Item 8.01. Other Events.

On January 25, 2022, HCM Acquisition Corp (the "Company") consummated its initial public offering (the "IPO") of 28,750,000 units, including 3,750,000 units issued pursuant to the full exercise of the underwriter of its over-allotment option (the "Units"). Each Unit consists of one Class A ordinary share of the Company, par value $0.0001 per share ("Class A Ordinary Shares"), and one-half of one redeemable warrant of the Company ("Warrant"), with each whole Warrant entitling the holder thereof to purchase one Class A Ordinary Share for $11.50 per share. The Units were sold at a price of $10.00 per Unit.

On January 25, 2022, simultaneously with the consummation of the IPO, the Company completed the private sale (the "Private Placement") of an aggregate of 13,000,000 warrants (the "Private Placement Warrants") to HCM Investor Holdings, LLC (the "Sponsor") and Cantor Fitzgerald & Co. at a purchase price of $1.00 per Private Placement Warrant, generating gross proceeds to the Company of $13,000,000.

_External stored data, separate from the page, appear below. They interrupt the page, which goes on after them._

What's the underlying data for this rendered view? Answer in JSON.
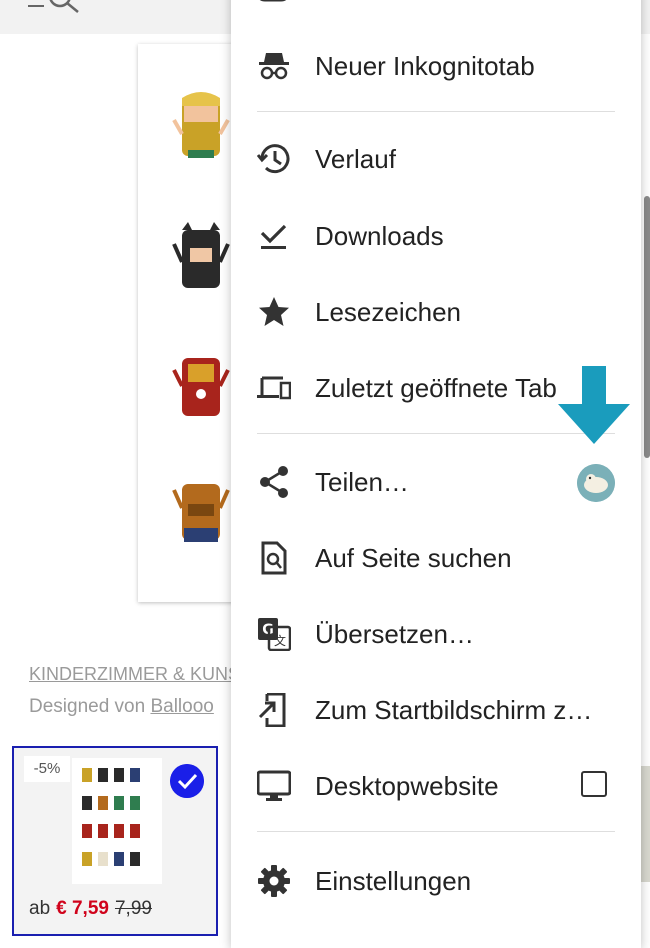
{
  "page": {
    "link_text": "KINDERZIMMER & KUNST",
    "designer_prefix": "Designed von ",
    "designer_name": "Ballooo",
    "product": {
      "discount_badge": "-5%",
      "price_prefix": "ab",
      "price_new": "€ 7,59",
      "price_old": "7,99"
    }
  },
  "menu": {
    "items": [
      {
        "label": "Neuer Inkognitotab",
        "icon": "incognito-icon"
      },
      {
        "label": "Verlauf",
        "icon": "history-icon"
      },
      {
        "label": "Downloads",
        "icon": "download-check-icon"
      },
      {
        "label": "Lesezeichen",
        "icon": "star-icon"
      },
      {
        "label": "Zuletzt geöffnete Tab",
        "icon": "devices-icon"
      },
      {
        "label": "Teilen…",
        "icon": "share-icon"
      },
      {
        "label": "Auf Seite suchen",
        "icon": "find-in-page-icon"
      },
      {
        "label": "Übersetzen…",
        "icon": "translate-icon"
      },
      {
        "label": "Zum Startbildschirm z…",
        "icon": "add-to-home-icon"
      },
      {
        "label": "Desktopwebsite",
        "icon": "desktop-icon"
      },
      {
        "label": "Einstellungen",
        "icon": "gear-icon"
      }
    ],
    "desktop_site_checked": false
  },
  "colors": {
    "accent_arrow": "#1a9cbd",
    "price_red": "#d0021b",
    "card_border": "#1a1fb0",
    "check_blue": "#1a1fe8"
  }
}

A total of $293,250,000 of the proceeds from the IPO, comprised of $285,000,000 of the proceeds from the IPO (which amount includes $15,125,000 of the underwriters' deferred discount) and $8,250,000 of the proceeds from the sale of the Private Placement Warrants, was placed in a U.S.-based trust account at J.P. Morgan Chase Bank, N.A., maintained by Continental Stock Transfer & Trust Company, acting as trustee.

An audited balance sheet as of January 25, 2022 reflecting receipt of the proceeds from the IPO and the Private Placement has been issued by the Company and is included as Exhibit 99.1 to this Current Report on Form 8-K.

Item 9.01. Financial Statements and Exhibits.



(d) Exhibits

Exhibit No.   Description
  99.1        Audited Balance Sheet as of January 25, 2022.